Closed Bug 1220327 Opened 9 years ago Closed 4 years ago

Intermittent TalosError: Timeout in tp5n

Categories

(Testing :: Talos, defect, P3)

defect

Tracking

(firefox45 affected, b2g-v2.5 fixed)

RESOLVED INCOMPLETE
Tracking Status
firefox45 --- affected
b2g-v2.5 --- fixed

People

(Reporter: philor, Unassigned)

References

Details

(Keywords: intermittent-failure, Whiteboard: [stockwell unknown])

Attachments

(2 files)

Okay, fine, steal away the dumping-ground bug and make me file this thing which has been failing for months.

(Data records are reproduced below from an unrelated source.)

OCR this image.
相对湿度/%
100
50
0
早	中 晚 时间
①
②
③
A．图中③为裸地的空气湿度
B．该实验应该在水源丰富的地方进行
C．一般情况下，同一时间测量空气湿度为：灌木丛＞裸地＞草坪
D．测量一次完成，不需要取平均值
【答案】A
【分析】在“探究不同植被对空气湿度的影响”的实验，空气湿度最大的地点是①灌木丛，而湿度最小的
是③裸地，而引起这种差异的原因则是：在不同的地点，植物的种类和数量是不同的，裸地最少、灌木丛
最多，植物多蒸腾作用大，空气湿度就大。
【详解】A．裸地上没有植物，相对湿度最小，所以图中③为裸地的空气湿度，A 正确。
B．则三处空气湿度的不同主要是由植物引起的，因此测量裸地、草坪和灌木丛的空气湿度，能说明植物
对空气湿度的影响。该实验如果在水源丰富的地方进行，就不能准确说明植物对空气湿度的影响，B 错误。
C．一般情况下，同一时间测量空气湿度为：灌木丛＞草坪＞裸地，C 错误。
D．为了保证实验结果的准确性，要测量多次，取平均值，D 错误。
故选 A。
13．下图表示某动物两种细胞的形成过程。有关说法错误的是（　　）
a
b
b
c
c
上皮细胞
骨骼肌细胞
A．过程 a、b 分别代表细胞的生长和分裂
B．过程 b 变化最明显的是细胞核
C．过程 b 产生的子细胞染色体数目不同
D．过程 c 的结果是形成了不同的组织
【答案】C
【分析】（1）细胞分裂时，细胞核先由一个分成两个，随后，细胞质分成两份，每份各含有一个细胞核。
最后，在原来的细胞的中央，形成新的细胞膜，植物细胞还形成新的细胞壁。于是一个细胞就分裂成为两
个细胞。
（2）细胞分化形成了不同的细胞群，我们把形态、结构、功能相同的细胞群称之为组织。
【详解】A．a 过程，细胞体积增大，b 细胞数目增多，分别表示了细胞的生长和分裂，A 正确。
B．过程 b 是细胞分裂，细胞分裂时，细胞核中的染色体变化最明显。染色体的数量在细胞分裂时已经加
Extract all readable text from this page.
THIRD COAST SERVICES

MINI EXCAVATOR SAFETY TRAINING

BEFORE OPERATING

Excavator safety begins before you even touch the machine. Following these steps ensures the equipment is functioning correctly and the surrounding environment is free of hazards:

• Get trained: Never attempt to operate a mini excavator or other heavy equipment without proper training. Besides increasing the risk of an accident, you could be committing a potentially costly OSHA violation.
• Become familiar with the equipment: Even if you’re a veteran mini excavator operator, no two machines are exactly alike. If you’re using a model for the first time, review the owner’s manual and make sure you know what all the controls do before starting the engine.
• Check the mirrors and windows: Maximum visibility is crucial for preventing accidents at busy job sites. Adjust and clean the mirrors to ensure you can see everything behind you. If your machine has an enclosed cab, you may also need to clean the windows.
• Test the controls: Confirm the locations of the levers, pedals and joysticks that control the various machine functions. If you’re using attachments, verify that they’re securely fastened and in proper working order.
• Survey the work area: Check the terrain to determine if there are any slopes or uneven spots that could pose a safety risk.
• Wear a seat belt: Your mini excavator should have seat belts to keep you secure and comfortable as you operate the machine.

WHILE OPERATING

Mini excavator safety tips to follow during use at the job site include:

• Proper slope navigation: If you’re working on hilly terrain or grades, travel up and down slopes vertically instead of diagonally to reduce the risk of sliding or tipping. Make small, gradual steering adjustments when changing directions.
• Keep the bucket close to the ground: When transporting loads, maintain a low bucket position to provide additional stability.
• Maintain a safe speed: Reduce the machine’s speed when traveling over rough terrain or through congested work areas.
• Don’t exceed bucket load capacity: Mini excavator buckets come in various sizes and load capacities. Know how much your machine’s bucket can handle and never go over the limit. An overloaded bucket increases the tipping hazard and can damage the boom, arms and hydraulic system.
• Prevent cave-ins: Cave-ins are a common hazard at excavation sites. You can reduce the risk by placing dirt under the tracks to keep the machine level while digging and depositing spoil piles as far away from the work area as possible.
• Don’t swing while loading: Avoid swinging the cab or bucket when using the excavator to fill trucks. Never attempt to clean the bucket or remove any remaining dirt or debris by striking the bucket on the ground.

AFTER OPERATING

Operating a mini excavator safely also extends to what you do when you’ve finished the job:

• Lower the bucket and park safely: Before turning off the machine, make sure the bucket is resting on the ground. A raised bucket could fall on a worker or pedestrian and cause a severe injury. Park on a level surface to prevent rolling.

https://treeherder.mozilla.org/logviewer.html#?job_id=16582820&repo=mozilla-inbound
we get 40-50 of these per week in tp5n.  Inside of Talos there is the pageloader addon which manages loading pages and recording metrics from it, in this case pageload times.  What is interesting is that we allow for up to 20 missed pages (we have an internal timeout that is 5000ms, I rarely see pages load >2000ms)- if we miss a page we try again and it usually works well for quite a few more loads.

I do wonder why we are hitting these issues in general- it is spread across win7/win8 (oddly no winxp) for the most part with a few linux64/osx10.10 instances.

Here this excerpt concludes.